For many in Iran, America is not the Great Satan any more. Reformers held an alternative demonstration outside the university on Wednesday, chanting the rather less fiery slogan "We will deal with the United States with rationality".

But not everybody is clamouring for the American way of life, either. This is the nation that defied the most powerful country in the world for 20 years, and even the reformers are proud of that. "We like the Western countries, but we like their technology, their freedoms," Ali Hosseini, a carpet-seller, said. "But we are Muslims and we want an Islamic way of life."

Neda Tehrani, all but her face shrouded in a chador, agreed: "I want to wear the hejab: it's my religion. And I think women should be made to wear it - these are our values."

But a few miles north, in the smart parks of middle-class Tehran, you find a different perspective. Naheed Abbasi was sitting disconsolately on a bench, in the same black chador. "I want to wear what I like, to meet men, to drink alcohol. I want to live in a Western society. But these things will never come in my lifetime."

Although the conservative mullahs are closing newspapers and jailing the outspoken, people are speaking their minds. "How can we worry about the hejab when we don't even know who we are yet?" Saeed Mohammedi, a small businessman, asked. "First, we have to learn to be individuals."

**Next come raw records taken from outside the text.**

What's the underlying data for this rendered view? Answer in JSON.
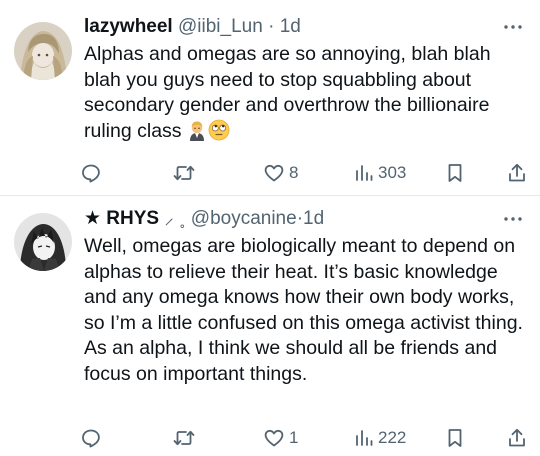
{
  "tweets": [
    {
      "display_name": "lazywheel",
      "handle": "@iibi_Lun",
      "separator": "·",
      "time": "1d",
      "text": "Alphas and omegas are so annoying,  blah blah blah you guys need to stop squabbling about secondary gender and overthrow the billionaire ruling class",
      "emoji_icons": [
        "man-judge-emoji",
        "eye-roll-emoji"
      ],
      "likes": "8",
      "views": "303"
    },
    {
      "display_name": "★ RHYS",
      "name_suffix": "⸝ ˳",
      "handle": "@boycanine",
      "separator": "·",
      "time": "1d",
      "text": "Well, omegas are biologically meant to depend on alphas to relieve their heat. It’s basic knowledge and any omega knows how their own body works, so I’m a little confused on this omega activist thing. As an alpha, I think we should all be friends and focus on important things.",
      "likes": "1",
      "views": "222"
    }
  ],
  "icons": {
    "reply": "reply-bubble-icon",
    "retweet": "retweet-icon",
    "like": "heart-icon",
    "views": "views-bar-icon",
    "bookmark": "bookmark-icon",
    "share": "share-icon",
    "more": "more-dots-icon"
  },
  "colors": {
    "text": "#0f1419",
    "secondary": "#536471",
    "divider": "#e6e9ea"
  }
}
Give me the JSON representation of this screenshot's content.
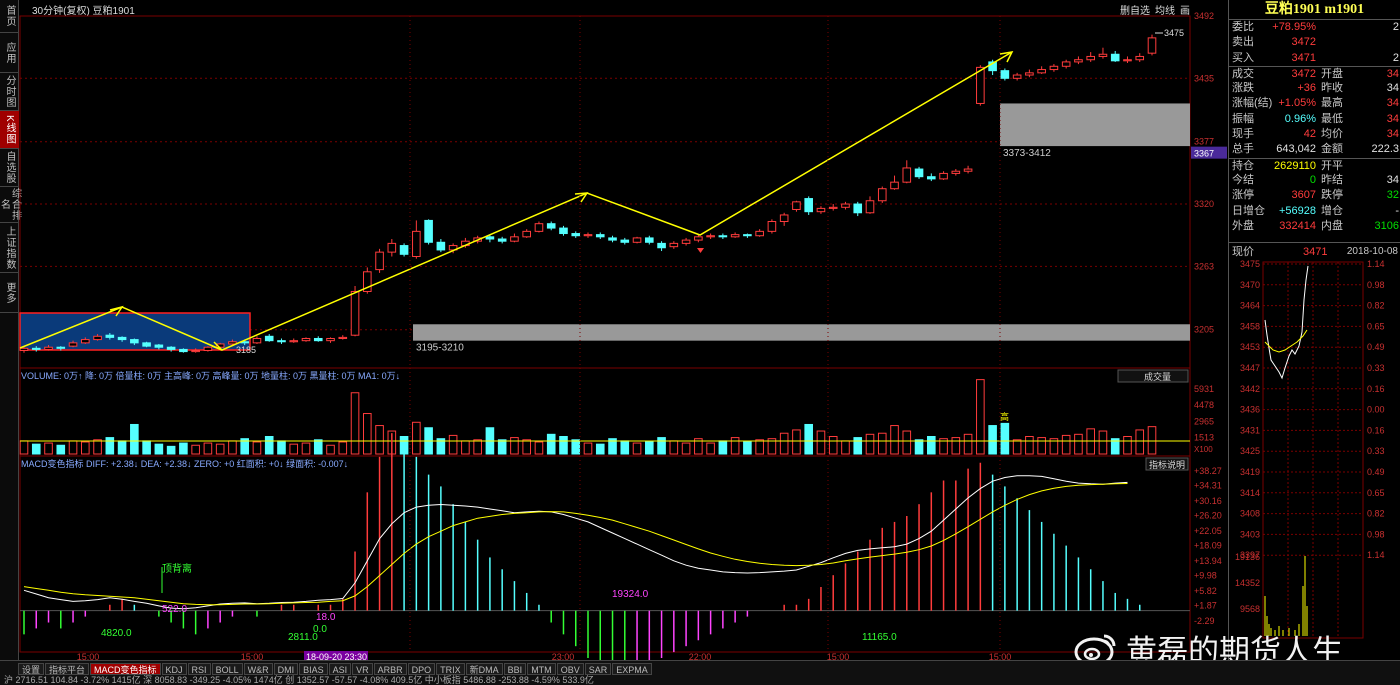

That process is under way. A people who have had every tiny detail of their lives dictated to them for two decades are demanding the right to think for themselves. On the streets of Tehran there is no one clear vision of the future, but there is debate. "What we need now is not the freedom to drink or not to wear the hejab," said Mr Eshkevari, wrapping his robes around him. "What we need is freedom of thought. We are at the beginning of the way."